E. Defendants' Motion in Limine #5

Defendants' MIL #5 seeks to preclude Plaintiff from presenting evidence regarding Monell related issues. Specifically, Defendants seek to exclude LASD Policy manual provisions specifically related to force or use of force, or evidence of Defendants' training thereon, and reports by agencies relating to incidents or conduct unrelated to the force incident involving Plaintiff except with regard to the policies specifically relating to the use of force disclosed by Defendants in discovery. Defendants seek to specifically exclude Plaintiff's exhibit entitled "Report of the Citizen's Commission on Jail Violence, Including Exhibits." Defendants argue that the dismissal of the Monell related claims renders all such Monell related evidence inadmissible. Furthermore, Defendants contend that Plaintiff has not previously produced this report to Defendants.

Evidence is relevant if "it has any tendency to make a fact more or less probable than it would be without the evidence," and "the fact is of consequence in determining the action." Fed. R. Evid. 401. Evidence that is not relevant is inadmissible. Fed. R. Evid. 402. However, under Rule 403, the court may exclude relevant evidence if its probative value is substantially outweighed by a danger of unfair prejudice. Fed. R. Evid. 403.

This evidence is not relevant to any issues pertaining to Plaintiff's excessive force or malicious prosecution claims. This Court dismissed all Monell related claims on August 6, 2009. Therefore, any introduction of such testimony would be irrelevant and unfairly prejudicial. Quintanilla v. City of Downey, 84 F.3d 353, 356 (9th Cir. 1996).

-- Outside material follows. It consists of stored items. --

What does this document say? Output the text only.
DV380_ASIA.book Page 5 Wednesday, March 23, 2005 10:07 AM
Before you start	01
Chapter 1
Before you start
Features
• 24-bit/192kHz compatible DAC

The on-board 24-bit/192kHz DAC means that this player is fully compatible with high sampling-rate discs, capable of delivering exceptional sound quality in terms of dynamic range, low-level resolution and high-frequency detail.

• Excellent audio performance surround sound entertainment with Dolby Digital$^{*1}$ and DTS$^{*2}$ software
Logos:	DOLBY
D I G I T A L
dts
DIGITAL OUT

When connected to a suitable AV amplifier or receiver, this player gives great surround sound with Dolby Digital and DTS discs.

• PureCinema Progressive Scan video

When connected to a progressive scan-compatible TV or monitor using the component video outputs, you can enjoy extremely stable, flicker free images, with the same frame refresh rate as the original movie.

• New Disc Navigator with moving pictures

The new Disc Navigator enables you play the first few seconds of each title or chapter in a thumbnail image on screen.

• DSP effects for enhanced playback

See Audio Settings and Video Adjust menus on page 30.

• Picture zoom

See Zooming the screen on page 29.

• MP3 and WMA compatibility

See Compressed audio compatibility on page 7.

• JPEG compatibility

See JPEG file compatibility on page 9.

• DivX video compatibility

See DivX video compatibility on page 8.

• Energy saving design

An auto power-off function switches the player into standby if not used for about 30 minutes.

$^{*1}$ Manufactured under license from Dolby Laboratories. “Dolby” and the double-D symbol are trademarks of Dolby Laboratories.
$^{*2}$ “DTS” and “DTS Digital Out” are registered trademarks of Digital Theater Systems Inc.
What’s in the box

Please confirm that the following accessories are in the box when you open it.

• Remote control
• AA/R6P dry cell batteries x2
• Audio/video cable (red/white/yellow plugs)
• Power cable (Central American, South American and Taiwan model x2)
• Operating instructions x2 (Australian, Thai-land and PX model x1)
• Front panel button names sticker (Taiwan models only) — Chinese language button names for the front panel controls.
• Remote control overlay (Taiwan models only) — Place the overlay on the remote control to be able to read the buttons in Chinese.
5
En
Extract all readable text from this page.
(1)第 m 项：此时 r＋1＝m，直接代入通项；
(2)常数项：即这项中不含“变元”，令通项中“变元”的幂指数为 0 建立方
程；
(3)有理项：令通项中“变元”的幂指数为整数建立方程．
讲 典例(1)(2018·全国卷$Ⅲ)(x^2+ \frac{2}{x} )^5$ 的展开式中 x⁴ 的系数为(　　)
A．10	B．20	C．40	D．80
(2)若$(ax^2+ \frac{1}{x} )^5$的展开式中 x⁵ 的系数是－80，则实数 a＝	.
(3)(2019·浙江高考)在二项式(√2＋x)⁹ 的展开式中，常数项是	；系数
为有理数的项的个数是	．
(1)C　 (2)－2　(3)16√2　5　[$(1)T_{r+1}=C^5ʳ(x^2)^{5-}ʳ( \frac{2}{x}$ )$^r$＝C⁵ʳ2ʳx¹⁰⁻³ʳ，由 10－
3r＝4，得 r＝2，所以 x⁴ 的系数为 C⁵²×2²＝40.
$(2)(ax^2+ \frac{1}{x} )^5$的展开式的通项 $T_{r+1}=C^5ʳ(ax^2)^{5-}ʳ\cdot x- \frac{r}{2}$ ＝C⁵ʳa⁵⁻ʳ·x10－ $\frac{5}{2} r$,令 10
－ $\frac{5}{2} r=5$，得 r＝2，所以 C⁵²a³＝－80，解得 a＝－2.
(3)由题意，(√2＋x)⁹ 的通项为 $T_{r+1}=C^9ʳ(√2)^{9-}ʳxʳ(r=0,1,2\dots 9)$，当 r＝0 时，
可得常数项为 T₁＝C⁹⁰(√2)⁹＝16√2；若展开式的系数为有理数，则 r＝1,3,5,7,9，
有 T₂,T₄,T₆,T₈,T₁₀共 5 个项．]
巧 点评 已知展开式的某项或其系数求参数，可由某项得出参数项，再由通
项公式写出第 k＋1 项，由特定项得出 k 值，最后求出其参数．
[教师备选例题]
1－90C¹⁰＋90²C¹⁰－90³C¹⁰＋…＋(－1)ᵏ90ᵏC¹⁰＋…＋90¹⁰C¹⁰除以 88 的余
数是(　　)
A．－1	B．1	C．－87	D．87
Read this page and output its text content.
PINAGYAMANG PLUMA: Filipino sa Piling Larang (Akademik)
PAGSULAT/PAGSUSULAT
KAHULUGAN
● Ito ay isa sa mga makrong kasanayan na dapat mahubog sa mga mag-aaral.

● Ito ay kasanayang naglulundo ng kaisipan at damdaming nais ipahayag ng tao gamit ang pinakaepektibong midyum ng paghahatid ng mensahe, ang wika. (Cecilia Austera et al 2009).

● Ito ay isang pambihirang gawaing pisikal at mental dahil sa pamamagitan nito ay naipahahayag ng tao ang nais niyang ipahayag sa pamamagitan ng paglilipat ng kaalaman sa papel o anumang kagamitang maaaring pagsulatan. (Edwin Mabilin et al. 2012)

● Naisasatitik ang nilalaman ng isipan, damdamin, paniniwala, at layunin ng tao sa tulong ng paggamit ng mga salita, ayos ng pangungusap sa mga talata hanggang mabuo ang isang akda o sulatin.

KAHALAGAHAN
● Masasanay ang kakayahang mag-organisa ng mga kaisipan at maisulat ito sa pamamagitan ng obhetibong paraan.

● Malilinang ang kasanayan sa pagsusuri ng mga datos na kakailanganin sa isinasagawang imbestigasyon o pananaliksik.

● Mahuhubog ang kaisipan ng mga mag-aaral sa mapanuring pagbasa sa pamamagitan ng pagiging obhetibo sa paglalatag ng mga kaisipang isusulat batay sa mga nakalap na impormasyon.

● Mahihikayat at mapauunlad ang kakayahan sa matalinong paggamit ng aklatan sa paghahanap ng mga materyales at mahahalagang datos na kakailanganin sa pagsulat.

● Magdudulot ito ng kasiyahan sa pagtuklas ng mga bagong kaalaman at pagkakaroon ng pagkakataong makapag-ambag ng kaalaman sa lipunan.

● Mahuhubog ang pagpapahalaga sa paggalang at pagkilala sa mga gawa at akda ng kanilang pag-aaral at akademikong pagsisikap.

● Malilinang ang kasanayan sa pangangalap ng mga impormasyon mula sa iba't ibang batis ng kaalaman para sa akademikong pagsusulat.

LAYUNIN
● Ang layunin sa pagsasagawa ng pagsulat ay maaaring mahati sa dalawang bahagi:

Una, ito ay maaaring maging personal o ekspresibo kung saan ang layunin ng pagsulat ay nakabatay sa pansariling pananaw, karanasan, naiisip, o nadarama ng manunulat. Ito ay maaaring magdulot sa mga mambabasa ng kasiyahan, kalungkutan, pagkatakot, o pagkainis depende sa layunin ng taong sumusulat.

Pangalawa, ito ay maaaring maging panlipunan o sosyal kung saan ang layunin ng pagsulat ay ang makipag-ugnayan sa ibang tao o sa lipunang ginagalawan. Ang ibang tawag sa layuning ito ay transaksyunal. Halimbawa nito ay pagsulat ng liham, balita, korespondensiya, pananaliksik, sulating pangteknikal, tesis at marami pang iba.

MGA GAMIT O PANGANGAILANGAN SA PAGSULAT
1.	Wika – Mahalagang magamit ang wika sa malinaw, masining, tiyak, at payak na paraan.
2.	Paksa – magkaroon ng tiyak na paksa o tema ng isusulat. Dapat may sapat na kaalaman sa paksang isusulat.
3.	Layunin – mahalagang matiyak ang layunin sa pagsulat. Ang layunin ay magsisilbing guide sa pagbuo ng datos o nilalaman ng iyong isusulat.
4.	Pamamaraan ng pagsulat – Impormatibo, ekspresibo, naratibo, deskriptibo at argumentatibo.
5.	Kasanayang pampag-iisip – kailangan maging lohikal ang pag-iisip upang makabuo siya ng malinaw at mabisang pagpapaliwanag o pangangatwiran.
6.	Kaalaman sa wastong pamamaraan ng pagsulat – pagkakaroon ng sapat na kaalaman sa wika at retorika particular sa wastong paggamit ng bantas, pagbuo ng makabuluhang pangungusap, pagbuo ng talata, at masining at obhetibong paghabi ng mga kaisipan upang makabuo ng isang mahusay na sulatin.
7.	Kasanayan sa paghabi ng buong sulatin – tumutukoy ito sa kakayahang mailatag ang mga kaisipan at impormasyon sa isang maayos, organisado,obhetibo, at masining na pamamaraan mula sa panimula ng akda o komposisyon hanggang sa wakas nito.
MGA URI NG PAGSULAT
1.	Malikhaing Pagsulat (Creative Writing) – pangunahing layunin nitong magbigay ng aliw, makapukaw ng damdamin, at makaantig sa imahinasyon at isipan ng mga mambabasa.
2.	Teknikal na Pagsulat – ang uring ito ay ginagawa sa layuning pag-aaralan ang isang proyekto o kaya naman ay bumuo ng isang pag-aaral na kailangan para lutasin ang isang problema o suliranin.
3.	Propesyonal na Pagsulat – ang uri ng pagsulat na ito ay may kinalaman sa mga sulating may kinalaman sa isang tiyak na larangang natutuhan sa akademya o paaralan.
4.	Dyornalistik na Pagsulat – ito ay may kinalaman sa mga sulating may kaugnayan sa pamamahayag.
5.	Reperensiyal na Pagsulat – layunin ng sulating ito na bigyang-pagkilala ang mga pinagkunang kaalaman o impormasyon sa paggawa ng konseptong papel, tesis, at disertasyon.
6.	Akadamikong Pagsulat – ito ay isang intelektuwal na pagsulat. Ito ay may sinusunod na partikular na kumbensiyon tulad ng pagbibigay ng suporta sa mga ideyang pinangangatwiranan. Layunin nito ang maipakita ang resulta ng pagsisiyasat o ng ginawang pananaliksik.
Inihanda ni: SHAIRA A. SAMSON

Therefore, Defendants' MIL #5 is GRANTED.

F. Defendants' Motion in Limine #6

Defendants' MIL #6 seeks to preclude Plaintiff from presenting testimony and evidence concerning other lawsuits implicating LASD and/or its former Sheriff, Lee Baca. Defendants argue this evidence is irrelevant and prejudicial, and therefore should be excluded. Further, Defendants claim the dismissal of the Monell related claims renders all such related evidence inadmissible.

Under Fed. R. Evid. 403, evidence concerning other lawsuits implicating LASD and/or its form Sheriff, Lee Baca should be excluded. This evidence is not relevant to any issues pertaining to Plaintiff's excessive force or malicious prosecution claims. Even if any of this evidence was relevant, the probative value of such evidence is substantially outweighed by the prejudicial nature of the evidence as the jury may use such evidence to infer Defendants' culpability. Moreover, this Court already dismissed all Monell related claims. Therefore, any introduction of such testimony would be irrelevant and unfairly prejudicial. Quintanilla, 84 F.3d at 356. Therefore, Defendants' MIL #6 is GRANTED.

G. Defendants' Motion in Limine #7

Defendants' MIL #7 seeks to preclude all testimony, newspaper articles, and media accounts regarding officer involved shootings and/or use of force issues around the County. Defendants assert such evidence is irrelevant, inadmissible hearsay, highly prejudicial, and would lead to confusion of the jury.

Under Fed. R. Evid. 403, this evidence is not relevant to any issues pertaining to Plaintiff's excessive force or malicious prosecution claims. Additionally, even if any of this evidence was relevant, the probative value of such evidence is substantially outweighed by the prejudicial nature of the evidence as the jury may use such evidence to infer Defendants' culpability. Pursuant to Larez and Green, such evidence is irrelevant, inadmissible hearsay, and has the likelihood of confusing the jury. Therefore, Defendants' MIL #7 is GRANTED.

IT IS SO ORDERED.

FootNotes


1. The Court notes that Plaintiff also failed to file an Opposition to Defendants' MIL #2, #4, #5, #6, or #7.
2. See also Eisenstadt v. Allen, 113 F.3d 1240, 1997 WL 211313, at *2 (9th Cir. April 28, 1997)(unpublished opinion)(citing Larez, 946 F.2d at 642); AFMS LLC v. United Parcel Service Co., 105 F.Supp.3d 1061, 1070 (C.D. Cal. 2015)(citing Larez, 946 F.2d at 642).